GROUPON GUIDE TO SACRAMENTO

Strange Toppings: Rediscovering the Pizza Scene in Sacramento

BY: Zach Bosteel |Jul 9, 2015
Strange Toppings: Rediscovering the Pizza Scene in Sacramento

Pizza is like the wheel: often round and seldom reinvented. Ask any pizza aficionado for their opinion on a pie, and they’ll start in on the qualities of the crust—thickness, crunchiness, chewiness—or the richness of the sauce. Medleys of toppings get discussed more in terms of flavor groups and proportions, but they’re not often the stars of a pie. Most pizza menus set out to accomplish the same few objectives, and the Sacramento pizza scene is no different. Well, maybe only a little different. Read on discover Sacramento’s strangest toppings.

Popular Local Toppings

First things first. There are a handful of ingredients liberally sprinkled through Sacramento’s pizza menus that you just don’t find everywhere. Chief among these: linguiça. Sausage makers imbue this smoked and cured pork link with plenty of garlic and paprika. The recipe arrived in Sacramento from its native Portugal, thanks to the large Portuguese immigrant population that took up residence in Sacramento Valley in the mid-1800s. Linguiça has been on local menus ever since.

Weird Sauces

One of the simplest ways to drastically alter the flavor of a pie is to use a nontraditional sauce. This happens less often than you might think, but you can still find some creatively slathered crusts. Taste of Tuscany, for instance, offers a bacon-cheeseburger pie that supplants classic tomato sauce with thousand island dressing. Chipotle-like Pieology provides the option to add a layer of pure herb butter to any crust. The chefs at Chicago Fire whip up fresh batches of béchamel sauce daily. This creamy French roux is considered one of the mother sauces, and, at Chicago Fire, it’s imbued with ranch spices before being added to pies.

Unusual Cheeses

Cheese seems to be one of the realms in which chefs more eagerly experiment. OneSpeed founder Rick Mahan likes to change up his dairy regularly—it’s rare that his pies have fewer than two cheeses or that a single cheese is shared between more than a couple pizzas. Fresh mozzarella is swapped out in favor of buttermilk-based blue cheese, crescenza, fontina, or even grana padano, one of Italy’s most beloved cheeses.

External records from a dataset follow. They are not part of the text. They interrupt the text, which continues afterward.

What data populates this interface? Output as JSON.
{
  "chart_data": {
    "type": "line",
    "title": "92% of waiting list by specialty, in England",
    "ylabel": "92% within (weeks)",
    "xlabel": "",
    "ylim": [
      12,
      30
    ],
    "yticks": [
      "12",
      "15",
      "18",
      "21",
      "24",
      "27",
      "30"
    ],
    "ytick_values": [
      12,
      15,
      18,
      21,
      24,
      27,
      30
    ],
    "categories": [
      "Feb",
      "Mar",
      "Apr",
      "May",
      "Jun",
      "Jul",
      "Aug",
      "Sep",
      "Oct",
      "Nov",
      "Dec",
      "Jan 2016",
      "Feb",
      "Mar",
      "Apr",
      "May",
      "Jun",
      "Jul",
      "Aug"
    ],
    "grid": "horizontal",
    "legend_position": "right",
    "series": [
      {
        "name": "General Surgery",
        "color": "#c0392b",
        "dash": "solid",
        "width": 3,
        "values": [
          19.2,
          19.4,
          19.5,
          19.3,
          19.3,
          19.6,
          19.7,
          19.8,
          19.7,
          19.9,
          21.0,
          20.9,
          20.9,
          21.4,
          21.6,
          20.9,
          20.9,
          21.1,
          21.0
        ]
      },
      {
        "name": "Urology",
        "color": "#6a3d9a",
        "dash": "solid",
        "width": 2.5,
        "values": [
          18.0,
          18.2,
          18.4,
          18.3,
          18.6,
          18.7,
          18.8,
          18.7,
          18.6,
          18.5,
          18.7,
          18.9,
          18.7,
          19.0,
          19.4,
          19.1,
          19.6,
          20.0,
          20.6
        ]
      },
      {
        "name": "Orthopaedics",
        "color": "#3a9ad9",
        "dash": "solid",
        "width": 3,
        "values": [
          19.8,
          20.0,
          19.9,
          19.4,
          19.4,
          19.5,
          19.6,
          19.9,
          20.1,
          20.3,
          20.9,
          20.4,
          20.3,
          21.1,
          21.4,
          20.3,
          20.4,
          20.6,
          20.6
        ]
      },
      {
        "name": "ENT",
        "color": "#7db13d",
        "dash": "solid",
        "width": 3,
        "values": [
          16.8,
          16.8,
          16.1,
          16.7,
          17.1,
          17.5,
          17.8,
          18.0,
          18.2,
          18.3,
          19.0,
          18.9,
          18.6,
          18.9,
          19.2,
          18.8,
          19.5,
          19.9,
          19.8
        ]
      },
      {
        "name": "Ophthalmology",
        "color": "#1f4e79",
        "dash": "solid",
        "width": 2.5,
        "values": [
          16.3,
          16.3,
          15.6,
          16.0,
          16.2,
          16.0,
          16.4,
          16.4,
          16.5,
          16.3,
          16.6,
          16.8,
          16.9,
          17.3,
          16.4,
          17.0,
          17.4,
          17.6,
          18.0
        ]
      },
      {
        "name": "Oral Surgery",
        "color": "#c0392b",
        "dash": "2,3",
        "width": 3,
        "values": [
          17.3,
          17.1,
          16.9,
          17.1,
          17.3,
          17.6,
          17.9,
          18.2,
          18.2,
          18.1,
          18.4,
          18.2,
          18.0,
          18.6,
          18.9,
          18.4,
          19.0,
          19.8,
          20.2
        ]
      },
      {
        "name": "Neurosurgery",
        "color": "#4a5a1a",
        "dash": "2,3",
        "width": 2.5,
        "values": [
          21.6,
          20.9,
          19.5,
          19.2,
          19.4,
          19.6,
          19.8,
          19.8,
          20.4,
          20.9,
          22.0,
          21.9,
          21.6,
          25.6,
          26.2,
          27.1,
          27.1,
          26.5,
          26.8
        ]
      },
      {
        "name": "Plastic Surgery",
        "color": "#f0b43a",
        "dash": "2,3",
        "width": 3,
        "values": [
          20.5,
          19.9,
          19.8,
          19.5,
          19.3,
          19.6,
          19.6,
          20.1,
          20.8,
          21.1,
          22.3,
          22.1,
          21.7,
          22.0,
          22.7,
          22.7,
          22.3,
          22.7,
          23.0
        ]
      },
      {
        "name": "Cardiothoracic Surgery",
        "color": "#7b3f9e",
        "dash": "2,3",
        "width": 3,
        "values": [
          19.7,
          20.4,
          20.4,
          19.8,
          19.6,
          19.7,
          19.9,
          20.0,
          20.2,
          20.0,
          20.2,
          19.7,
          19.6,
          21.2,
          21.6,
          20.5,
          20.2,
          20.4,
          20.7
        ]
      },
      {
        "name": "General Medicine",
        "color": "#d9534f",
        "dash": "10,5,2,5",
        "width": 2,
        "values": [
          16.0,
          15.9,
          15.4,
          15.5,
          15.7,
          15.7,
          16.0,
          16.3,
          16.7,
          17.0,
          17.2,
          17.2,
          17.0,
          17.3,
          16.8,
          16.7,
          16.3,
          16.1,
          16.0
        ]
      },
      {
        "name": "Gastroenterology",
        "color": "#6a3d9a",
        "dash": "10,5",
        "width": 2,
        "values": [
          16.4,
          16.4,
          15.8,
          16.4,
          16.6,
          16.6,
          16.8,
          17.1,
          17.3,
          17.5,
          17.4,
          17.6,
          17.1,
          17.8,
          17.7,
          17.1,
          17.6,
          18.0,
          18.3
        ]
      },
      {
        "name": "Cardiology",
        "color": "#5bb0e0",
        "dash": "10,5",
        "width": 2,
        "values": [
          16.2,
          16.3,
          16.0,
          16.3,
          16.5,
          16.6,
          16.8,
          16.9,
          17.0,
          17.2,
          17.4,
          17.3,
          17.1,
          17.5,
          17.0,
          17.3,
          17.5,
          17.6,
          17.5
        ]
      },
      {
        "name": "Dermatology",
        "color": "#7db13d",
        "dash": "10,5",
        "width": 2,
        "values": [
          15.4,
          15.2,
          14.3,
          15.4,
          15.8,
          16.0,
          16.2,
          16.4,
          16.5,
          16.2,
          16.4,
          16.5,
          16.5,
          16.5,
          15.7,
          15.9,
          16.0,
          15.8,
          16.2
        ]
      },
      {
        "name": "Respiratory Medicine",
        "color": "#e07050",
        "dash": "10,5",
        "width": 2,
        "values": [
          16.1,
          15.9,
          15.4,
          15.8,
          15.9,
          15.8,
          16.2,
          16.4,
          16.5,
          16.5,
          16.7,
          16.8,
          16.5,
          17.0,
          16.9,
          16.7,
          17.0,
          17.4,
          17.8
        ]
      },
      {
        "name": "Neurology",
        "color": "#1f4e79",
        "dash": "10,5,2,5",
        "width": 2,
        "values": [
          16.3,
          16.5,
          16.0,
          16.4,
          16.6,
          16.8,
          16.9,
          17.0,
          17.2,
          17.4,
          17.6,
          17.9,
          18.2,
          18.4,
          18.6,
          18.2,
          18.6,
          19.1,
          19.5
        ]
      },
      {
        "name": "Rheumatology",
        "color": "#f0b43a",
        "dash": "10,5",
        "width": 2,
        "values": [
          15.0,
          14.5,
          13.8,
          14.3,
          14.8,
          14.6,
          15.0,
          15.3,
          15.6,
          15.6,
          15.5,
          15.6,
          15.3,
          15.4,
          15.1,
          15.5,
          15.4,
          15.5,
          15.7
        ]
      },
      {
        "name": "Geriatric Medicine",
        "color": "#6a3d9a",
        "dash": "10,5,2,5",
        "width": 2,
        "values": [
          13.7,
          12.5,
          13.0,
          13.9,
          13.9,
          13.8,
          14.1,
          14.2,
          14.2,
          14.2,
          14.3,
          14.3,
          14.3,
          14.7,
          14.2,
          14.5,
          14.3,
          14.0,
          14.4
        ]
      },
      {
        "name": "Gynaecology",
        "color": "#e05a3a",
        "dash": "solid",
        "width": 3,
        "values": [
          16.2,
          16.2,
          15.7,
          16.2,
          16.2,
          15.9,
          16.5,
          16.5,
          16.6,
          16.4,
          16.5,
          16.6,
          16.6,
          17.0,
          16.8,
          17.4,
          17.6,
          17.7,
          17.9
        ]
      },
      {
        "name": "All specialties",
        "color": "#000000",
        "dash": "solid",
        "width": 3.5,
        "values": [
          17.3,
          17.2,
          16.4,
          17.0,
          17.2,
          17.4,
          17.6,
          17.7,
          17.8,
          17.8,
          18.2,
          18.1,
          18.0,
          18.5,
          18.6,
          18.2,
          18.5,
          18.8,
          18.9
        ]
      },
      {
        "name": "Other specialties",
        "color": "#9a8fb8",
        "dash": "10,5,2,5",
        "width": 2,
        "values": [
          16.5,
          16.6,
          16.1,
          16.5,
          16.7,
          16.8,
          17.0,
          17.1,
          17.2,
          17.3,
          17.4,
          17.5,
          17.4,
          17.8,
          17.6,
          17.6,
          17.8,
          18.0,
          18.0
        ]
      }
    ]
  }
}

One Weird Menu to Rule Them All

Aside from the odd handful of cranberries (Hot City Pizza) or sprinkling of pickled fennel (Selland’s Market Cafe), no other menu competes with Pizza Rock for daring strangeness. Chef Tony Gemignani’s joint may favor the chintzier side of rock 'n' roll in decor, but his World Pizza Cup award speaks to the quality of his pies. And he tops them with just about anything he can dream up.

He spreads Cowgirl Creamery Mt. Tam triple-cream cheese—a repeat American Cheese Society award winner—liberally over his crusts. He happily adds sauces ranging from traditional tomato to agave nectar, Campari–blood orange reduction, sweet-fig preserves, or even Nutella to a crust. He tops it all off with apples, escarole, chorizo, or housemade fried brussels-sprout chips. Admittedly, part of the reason for his use of such a wild variety of toppings comes from the length of the menu. The multi-page list takes some extensive examination before settling on the pie that’s right for you or your group.